Nach allen Regeln der Ingenieurskunst
Auf einer gefalteten A4-Seite wird deutlich: Ein zehn Kilometer langes Stück Weg ist ein Strassenbaukunstwerk. Hier kreuzen sich Wirtschafts- und Kulturgeschichte, Handwerk und Technik. Dass das Faltblatt auch einen Kartenausschnitt von «swisstopo» bietet, dem Bundesamt für Landestopografie, versteht sich von selbst.

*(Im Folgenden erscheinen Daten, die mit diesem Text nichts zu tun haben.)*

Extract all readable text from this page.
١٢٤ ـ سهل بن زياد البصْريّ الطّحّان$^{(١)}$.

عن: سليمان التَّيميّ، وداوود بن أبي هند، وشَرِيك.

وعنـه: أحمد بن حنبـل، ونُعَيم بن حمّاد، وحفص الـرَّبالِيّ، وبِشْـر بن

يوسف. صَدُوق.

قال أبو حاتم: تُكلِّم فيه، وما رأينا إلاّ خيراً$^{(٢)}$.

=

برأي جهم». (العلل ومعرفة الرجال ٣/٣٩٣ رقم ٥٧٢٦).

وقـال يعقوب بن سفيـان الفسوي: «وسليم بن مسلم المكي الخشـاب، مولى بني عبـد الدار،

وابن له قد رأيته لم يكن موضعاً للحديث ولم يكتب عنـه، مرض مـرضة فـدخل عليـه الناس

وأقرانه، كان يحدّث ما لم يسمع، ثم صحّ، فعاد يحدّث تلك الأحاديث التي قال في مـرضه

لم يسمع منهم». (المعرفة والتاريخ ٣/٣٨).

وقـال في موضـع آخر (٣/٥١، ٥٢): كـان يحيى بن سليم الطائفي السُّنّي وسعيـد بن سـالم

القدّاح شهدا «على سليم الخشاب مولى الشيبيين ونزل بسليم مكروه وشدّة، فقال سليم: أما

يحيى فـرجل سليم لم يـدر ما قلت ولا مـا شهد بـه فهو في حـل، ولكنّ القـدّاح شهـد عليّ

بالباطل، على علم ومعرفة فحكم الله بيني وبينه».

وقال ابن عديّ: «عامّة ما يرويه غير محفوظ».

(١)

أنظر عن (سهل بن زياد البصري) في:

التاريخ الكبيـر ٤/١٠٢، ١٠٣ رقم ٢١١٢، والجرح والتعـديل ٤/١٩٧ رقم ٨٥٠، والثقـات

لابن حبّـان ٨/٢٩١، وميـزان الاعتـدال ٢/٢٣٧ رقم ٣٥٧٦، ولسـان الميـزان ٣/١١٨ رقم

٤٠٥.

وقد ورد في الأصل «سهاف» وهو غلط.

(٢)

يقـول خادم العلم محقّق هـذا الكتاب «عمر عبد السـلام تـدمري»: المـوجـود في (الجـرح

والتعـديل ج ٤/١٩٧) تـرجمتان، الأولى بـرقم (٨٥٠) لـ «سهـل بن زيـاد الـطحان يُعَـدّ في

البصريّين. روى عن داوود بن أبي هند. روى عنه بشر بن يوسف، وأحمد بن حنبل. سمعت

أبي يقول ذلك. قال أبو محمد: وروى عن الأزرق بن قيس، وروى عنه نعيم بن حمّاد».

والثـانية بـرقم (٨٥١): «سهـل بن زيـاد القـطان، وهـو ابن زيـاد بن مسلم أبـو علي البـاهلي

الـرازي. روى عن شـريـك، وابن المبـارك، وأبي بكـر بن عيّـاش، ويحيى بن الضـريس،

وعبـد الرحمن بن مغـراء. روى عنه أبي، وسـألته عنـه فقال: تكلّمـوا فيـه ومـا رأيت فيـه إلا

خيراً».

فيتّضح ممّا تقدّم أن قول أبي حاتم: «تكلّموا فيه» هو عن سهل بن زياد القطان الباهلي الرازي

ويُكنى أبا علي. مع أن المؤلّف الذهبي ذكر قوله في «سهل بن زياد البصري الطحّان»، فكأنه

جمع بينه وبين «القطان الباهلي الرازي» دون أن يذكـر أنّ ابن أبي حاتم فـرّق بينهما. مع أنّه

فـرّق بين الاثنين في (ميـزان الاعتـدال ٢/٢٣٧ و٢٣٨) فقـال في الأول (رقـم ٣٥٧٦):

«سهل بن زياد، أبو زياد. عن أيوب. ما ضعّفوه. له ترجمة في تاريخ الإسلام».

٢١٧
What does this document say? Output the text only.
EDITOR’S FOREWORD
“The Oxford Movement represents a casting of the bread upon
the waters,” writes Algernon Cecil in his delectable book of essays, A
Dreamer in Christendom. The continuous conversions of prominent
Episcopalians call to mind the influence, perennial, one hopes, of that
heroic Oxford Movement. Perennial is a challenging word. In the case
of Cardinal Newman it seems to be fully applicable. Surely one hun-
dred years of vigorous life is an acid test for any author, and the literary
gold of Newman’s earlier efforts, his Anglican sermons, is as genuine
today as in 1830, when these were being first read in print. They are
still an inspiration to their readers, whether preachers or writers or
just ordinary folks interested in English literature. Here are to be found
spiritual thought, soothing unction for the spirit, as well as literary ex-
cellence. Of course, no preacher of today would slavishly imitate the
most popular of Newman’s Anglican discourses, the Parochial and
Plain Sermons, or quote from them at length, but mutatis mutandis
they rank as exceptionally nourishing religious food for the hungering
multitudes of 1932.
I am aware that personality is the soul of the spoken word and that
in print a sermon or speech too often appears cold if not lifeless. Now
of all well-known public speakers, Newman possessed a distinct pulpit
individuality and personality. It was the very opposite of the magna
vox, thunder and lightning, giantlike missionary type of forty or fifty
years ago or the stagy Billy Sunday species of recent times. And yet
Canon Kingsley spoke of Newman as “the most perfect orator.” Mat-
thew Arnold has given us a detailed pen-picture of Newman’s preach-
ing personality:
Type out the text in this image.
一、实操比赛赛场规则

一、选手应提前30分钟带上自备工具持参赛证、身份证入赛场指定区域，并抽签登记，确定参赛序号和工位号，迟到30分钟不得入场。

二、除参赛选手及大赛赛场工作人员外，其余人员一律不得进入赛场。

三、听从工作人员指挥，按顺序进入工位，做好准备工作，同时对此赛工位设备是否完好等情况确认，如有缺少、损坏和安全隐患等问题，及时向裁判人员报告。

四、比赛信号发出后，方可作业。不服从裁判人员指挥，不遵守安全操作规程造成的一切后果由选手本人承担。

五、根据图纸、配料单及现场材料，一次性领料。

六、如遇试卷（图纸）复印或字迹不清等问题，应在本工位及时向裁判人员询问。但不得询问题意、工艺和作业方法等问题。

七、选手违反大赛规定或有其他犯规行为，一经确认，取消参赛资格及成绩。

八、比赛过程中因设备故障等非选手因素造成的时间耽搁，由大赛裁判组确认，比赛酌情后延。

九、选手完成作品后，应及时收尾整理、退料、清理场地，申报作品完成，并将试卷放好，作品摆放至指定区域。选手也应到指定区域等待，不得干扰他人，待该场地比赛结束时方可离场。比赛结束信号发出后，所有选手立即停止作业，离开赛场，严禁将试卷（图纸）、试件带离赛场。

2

Ein Blick auf diese Karte erinnert uns auch daran, dass während des Zweiten Weltkrieges die neue Sustenpassstrasse nach allen Regeln der Ingenieurskunst in die Landschaft hineingebaut wurde. Die Ingenieure hatten den Auftrag, das «Bauwerk so zu formen, dass es mit der erhabenen Landschaft zur Einheit wird».
Für den Schuber mit 35 Wandervorschlägen hat der Heimatschutz nicht nur einen Fotografen losgeschickt, er hat für die Auswahl auch das Bundesinventar der historischen Verkehrswege der Schweiz konsultiert. Fast 3700 historisch wichtige und bautechnisch interessante Kilometer sind in diesem Inventar erfasst.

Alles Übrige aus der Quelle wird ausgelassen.